[The Sisters Complete by Georg Ebers]@TWC D-Link bookThe Sisters Complete CHAPTER XVII 6/7
In a quarter of an hour at most she would have crossed the desert, and reach the fertile meadow land, whose emerald hue grew darker and darker every moment.
The sun was already sinking to rest behind the Libyan range, and soon after, for twilight is short in Egypt, she was wrapped in the darkness of night. The westwind, which had begun to blow even at noon, now rose higher, and seemed to pursue her with its hot breath and the clouds of sand it carried with it from the desert. She must certainly be approaching water, for she heard the deep pipe of the bittern in the reeds, and fancied she breathed a moister air.

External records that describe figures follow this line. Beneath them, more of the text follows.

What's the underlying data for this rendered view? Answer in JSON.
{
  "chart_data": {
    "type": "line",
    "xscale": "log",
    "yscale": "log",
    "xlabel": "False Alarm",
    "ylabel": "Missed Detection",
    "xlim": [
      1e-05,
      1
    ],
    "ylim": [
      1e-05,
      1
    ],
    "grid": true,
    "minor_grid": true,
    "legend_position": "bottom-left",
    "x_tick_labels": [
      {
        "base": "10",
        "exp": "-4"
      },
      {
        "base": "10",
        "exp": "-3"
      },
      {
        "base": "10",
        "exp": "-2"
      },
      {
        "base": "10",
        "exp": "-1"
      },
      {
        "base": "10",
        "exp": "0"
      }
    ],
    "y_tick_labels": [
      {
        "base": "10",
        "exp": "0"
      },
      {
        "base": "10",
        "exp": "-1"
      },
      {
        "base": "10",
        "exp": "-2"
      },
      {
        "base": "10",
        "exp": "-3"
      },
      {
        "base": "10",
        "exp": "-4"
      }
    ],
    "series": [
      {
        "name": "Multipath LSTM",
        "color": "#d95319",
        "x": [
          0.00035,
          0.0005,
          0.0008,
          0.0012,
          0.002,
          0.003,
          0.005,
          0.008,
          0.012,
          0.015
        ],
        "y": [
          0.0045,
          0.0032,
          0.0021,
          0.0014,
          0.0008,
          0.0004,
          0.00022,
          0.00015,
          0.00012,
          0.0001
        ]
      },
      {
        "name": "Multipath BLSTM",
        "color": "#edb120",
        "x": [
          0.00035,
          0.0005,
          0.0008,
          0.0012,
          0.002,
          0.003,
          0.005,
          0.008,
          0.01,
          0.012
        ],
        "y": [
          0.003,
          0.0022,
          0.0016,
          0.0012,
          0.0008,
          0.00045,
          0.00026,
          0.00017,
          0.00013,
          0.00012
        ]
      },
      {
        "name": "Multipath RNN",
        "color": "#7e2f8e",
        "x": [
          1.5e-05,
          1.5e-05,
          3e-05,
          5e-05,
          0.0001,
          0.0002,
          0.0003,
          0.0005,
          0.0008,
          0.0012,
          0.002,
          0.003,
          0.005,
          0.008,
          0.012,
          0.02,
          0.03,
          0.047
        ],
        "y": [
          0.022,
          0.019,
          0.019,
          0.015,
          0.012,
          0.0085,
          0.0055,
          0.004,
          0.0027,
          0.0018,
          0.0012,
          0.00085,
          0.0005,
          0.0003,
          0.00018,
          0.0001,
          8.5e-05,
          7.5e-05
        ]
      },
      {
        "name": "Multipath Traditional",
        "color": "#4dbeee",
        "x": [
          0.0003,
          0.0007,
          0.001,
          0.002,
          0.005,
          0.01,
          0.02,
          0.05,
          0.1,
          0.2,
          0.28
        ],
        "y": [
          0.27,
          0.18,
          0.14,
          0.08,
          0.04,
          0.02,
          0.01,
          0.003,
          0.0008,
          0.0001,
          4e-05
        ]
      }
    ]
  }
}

A few steps more, and her foot sank in mud; and she now perceived that she was standing on the edge of a wide ditch in which tall papyrus-plants were growing.
The side path she had struck into ended at this plantation, and there was nothing to be done but to turn about, and to continue her walk against the wind and with the sand blowing in her face. The light from the drinking-booth showed her the direction she must follow, for though the moon was up, it is true, black clouds swept across it, covering it and the smaller lights of heaven for many minutes at a time.
Still she felt no fatigue, but the shouts of the men and the loud cries of the women that rang out from the tavern filled her with alarm and disgust.